El 7 de mayo de 1824 en el teatro Käntnertor de Viena el sordo genial dirigió por primera vez su IX Sinfonía; sí; se han cumplido doscientos años de su estreno y parece que envejece con una salud de hierro, lo que es una noticia maravillosa. Pero, también, a cuenta del aniversario se han escuchado voces de los de siempre (de los que siempre se adhieren a las modas del momento), que han puesto el grito en el cielo porque el himno de la Unión Europea también era usado por los nazis como propaganda. A ver, Beethoven, aunque lo llamasen «el español», era alemán, de Bonn, la que fue capital de la República Federal Alemana en tiempos de la guerra fría. Que unos alemanes trastornados, que eran apoyados por la inmensa mayoría de sus compatriotas, usasen la música del sordo es, cree uno, lo más normal del mundo. Raro hubiera sido que utilizasen la de Albéniz, pongo por caso; o la Verdi, o la Berlioz. Otro ejemplo de estupidez humana más allá de lo admisible sucedió después de la II Guerra Mundial, cuando en el Reino Unido prohibieron toda la música de Richard Wagner, lo que, además de una barbaridad, impidió a los hijos de la Gran Bretaña disfrutar de cosas tan sublimes como ‘El ocaso de los Dioses’ o de ‘Los Nibelungos’; y todo porque a Hítler le entusiasmaba…, ¡joder!, y a mi, y a millones de personas en todo el mundo más rojos que el capullo de una rosa.
Prohibir es siempre un error… La consigna máxima del Mayo del 68 fue «prohibido prohibir», lema que nos hubiese venido de perlas en aquella España desarrollista gobernada con mano de hierro por el General y en la que estaba todo prohibido: hasta dar un ósculo a tu pareja en cualquier sitio público.
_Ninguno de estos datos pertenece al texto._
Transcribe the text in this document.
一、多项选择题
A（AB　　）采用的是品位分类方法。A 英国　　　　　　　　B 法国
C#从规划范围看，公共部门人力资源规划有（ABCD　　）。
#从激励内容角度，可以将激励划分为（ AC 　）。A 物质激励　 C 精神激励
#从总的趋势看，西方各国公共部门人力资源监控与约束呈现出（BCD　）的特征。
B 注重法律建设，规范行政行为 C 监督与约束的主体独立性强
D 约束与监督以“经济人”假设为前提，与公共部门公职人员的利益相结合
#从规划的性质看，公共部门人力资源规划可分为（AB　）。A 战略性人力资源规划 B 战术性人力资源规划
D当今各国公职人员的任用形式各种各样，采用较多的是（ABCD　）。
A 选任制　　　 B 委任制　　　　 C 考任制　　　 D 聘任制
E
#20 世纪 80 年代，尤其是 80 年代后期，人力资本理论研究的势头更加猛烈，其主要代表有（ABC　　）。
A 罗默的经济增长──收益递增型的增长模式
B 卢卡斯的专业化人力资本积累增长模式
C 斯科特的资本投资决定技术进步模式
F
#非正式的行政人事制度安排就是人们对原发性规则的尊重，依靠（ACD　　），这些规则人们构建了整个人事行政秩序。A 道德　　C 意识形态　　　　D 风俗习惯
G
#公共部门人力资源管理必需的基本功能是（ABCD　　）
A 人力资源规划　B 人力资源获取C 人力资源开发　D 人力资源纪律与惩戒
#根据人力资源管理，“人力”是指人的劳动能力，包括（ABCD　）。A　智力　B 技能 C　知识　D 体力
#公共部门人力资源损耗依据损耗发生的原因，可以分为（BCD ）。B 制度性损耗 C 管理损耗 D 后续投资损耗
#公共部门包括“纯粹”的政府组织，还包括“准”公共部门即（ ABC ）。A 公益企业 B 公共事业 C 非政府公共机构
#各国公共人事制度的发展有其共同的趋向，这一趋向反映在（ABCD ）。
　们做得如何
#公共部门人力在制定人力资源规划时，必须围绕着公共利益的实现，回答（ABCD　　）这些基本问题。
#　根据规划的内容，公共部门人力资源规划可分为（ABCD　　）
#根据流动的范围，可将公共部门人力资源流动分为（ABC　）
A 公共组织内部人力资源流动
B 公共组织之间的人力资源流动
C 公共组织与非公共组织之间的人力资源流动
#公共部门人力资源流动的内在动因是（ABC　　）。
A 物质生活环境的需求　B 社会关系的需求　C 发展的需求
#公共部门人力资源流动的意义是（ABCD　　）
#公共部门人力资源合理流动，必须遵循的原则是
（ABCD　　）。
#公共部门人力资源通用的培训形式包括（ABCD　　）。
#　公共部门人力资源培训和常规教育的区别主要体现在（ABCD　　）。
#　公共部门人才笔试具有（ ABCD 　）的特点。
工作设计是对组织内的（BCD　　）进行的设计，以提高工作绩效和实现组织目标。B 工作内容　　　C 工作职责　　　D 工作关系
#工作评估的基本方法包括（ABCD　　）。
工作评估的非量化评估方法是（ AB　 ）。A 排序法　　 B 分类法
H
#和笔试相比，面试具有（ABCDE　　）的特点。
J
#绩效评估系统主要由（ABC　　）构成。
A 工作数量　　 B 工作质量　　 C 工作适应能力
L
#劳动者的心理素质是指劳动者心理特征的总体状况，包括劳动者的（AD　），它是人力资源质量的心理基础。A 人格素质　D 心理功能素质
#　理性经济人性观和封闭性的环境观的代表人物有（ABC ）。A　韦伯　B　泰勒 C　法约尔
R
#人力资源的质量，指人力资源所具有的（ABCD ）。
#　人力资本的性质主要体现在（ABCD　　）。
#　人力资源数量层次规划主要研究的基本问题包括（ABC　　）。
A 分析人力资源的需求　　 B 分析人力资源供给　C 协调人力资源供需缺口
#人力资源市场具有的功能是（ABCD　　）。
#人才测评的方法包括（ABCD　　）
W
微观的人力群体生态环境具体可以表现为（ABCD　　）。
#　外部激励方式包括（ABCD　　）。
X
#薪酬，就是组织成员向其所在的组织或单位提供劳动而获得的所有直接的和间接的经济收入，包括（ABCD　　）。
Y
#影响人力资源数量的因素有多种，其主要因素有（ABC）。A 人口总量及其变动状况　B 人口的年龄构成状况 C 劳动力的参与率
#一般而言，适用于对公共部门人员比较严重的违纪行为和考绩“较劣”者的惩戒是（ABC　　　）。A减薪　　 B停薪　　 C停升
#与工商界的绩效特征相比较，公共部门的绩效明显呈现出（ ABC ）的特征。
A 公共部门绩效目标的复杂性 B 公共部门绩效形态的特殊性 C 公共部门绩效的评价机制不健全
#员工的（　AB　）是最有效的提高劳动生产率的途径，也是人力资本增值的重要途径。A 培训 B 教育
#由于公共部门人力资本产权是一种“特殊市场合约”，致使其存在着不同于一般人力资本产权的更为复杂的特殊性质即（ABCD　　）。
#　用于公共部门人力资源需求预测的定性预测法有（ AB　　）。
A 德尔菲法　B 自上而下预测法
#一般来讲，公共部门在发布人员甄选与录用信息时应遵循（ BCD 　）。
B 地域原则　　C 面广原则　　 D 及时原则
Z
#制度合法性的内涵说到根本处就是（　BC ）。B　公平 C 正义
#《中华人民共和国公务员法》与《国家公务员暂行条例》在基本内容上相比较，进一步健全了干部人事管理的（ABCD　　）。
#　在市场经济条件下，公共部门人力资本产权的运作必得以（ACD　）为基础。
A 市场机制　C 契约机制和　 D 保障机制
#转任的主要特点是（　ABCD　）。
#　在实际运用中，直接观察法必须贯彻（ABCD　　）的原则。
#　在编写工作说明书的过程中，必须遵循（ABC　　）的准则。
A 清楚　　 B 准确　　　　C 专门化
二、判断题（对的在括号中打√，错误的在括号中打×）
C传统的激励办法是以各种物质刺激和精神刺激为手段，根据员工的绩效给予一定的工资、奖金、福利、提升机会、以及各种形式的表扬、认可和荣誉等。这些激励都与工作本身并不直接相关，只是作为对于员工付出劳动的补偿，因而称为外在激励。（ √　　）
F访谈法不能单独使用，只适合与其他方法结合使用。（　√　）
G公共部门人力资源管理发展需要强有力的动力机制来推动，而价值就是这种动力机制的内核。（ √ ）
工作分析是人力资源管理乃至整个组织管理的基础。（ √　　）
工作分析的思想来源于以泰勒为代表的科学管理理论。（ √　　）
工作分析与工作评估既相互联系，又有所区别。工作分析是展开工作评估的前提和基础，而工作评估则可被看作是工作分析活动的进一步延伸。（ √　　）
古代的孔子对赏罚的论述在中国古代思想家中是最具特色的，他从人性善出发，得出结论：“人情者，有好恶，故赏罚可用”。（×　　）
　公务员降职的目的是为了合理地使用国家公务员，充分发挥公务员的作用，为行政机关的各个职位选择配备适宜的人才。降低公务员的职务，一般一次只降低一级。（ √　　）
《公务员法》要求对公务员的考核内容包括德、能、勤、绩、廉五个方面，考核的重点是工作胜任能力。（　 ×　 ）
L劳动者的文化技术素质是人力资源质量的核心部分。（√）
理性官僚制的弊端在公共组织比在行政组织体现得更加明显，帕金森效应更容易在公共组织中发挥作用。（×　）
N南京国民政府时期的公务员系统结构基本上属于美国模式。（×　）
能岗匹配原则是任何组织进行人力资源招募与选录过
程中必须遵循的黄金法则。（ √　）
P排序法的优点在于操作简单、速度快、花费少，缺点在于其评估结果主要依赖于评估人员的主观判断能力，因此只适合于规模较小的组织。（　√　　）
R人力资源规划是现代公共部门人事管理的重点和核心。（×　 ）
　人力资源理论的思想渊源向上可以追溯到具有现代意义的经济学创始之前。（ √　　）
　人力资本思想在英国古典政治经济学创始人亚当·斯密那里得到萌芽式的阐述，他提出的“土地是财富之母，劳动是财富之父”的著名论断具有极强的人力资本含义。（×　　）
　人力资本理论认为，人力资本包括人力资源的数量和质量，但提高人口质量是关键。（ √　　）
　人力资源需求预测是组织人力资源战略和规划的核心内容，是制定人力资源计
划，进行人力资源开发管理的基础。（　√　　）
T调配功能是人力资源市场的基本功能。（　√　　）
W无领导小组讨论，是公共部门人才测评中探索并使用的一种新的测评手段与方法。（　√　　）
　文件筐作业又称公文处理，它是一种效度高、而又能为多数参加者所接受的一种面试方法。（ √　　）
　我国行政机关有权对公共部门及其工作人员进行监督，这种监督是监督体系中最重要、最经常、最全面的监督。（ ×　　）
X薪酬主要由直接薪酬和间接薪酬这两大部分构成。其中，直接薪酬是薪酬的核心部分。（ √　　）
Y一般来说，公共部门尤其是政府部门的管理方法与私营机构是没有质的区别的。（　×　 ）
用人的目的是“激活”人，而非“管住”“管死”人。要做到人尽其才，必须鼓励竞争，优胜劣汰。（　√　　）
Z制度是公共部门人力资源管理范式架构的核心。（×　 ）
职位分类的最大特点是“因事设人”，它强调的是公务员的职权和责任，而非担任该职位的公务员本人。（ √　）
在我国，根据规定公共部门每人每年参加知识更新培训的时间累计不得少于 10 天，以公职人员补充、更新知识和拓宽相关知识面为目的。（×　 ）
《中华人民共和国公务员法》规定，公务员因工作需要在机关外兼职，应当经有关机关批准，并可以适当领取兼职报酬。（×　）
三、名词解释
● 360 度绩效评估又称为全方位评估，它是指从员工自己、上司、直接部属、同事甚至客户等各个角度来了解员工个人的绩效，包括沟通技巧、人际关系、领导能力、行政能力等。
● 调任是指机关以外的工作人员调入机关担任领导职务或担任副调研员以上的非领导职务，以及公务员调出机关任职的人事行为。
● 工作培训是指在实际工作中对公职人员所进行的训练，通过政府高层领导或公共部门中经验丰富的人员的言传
Pues resulta que nuestra sociedad va ‘pá atrás’, como los cangrejos. El ministro de Cultura, que encima es culto, quiere, ¡otra vez!, prohibir los toros… No es el primero que lo intenta, porque llevan, los antitaurinos años y años con el afán, incluso en tiempos del General. Uno (lo he contado aquí mismo alguna vez), no fue, ni irá, a los toros en su puta vida: lo tengo más claro que la Luz Bendita…; pero no soy tan memo como para intentar que los demás hagan lo mismo. El proselitismo, de cualquier género, es malo con cojones: da lo mismo que sea religioso, cultural o deportivo, porque olvida que el hombre, ese animal, puede y debe escoger lo que más le apetezca; siempre, ¡claro!, que no joda a los demás al hacerlo. Menos este año, porque es chungo repetirse siempre con la misma cantinela, servidor siempre escribió contra la Semana Santa y nunca jamás contra el aspecto religioso de la misma. Lo que me repatea es el lado folclórico del asunto, cuando miles de personas se enseñorean de las calles, tomándolas como suyas, disfrazados con alamares propios de tiempos pretéritos, como si fuesen payasos de una función de circo un punto demodé…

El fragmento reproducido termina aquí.